Forget about big brother. This is overwhelmingly a matter of personal decisions. We can make it out to be as fair or unjust as we like. But in the end, there is a bluntness to all of it that can't be denied.

On one side of the fence, we realize the Darwinian aspects of it all. People who make bad decisions face consequences. This is an outcome that is healthy for an economy because it extinguishes the unhealthy activities, and encourages the good ones… in due time.

But sometimes you also see the elements of a rigged game. The manipulative capitalize on the weaker elements of human nature. While the ones victimized often don't know any better and continue to do worse.

After decades of looking at this learned victimization, you can't help but wonder whether millions of people have been brought up to not live beyond a certain level of struggle and mediocrity. Even if they tried to get ahead, the scourges of debt and dependency would lead them to poverty because they simply don't know what they need to know.

That's the issue I have at this point. A lot of folks believe that ignorance and an arrogant attitude go hand in hand. In extreme cases they do. But when it comes to cars, ignorance is born more out of fear and apathy than anything else.

So how do you minimize the cost of owning a car? $8,000+ represents an awful lot of waste and opportunity. A lot of incremental improvements in the ownership experience could yield a better standard of living for an awful lot of folks.

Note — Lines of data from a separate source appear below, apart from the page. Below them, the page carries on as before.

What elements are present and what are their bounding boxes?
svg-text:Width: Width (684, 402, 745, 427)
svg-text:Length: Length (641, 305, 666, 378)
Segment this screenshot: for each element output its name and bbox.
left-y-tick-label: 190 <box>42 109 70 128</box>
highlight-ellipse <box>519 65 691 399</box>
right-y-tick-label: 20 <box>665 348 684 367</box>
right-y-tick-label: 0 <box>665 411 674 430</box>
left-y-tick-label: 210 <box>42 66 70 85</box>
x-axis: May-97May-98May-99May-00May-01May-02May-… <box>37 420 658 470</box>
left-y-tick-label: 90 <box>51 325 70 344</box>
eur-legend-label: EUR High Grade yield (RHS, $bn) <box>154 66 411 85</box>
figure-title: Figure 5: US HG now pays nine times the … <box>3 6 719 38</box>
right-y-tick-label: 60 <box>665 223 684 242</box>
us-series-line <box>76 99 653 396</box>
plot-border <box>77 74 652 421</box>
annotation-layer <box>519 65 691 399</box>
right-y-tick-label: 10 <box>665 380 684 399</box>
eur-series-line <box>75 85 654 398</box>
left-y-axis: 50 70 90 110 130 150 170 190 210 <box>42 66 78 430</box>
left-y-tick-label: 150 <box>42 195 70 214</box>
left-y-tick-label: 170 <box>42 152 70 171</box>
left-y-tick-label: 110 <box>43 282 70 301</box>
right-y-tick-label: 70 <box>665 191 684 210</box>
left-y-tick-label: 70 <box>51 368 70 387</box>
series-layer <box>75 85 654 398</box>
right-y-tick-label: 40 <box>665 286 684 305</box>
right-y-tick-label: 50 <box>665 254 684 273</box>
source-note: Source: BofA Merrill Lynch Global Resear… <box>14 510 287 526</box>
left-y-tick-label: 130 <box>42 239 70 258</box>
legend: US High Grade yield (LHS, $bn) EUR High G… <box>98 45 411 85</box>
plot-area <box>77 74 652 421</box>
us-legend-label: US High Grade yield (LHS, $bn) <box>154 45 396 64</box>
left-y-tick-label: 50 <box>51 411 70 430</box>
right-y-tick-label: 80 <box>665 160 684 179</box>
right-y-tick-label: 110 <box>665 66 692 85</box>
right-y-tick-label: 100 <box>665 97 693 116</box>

Where should be the focus?

Should education and hands on experience be the primary drivers? Or should engineering and design be the driving forces that minimize cost?

I believe that the common person is simply taught to be ignorant when it comes to automobiles. They have other things to do with their lives. That's not a big deal when you think about it, because the same level of apathy is true with most other tools and appliances.

A school teacher may get a better financial boost from learning how to repair cars, dishwashers, cell phones, and roofs. But society gets a far greater benefit from letting them teach instead of changing a timing belt.

We need teachers. Not timing belts.

So how can the market forces highlighted in that drawing above better serve the financial needs of an overwhelmingly apathetic public?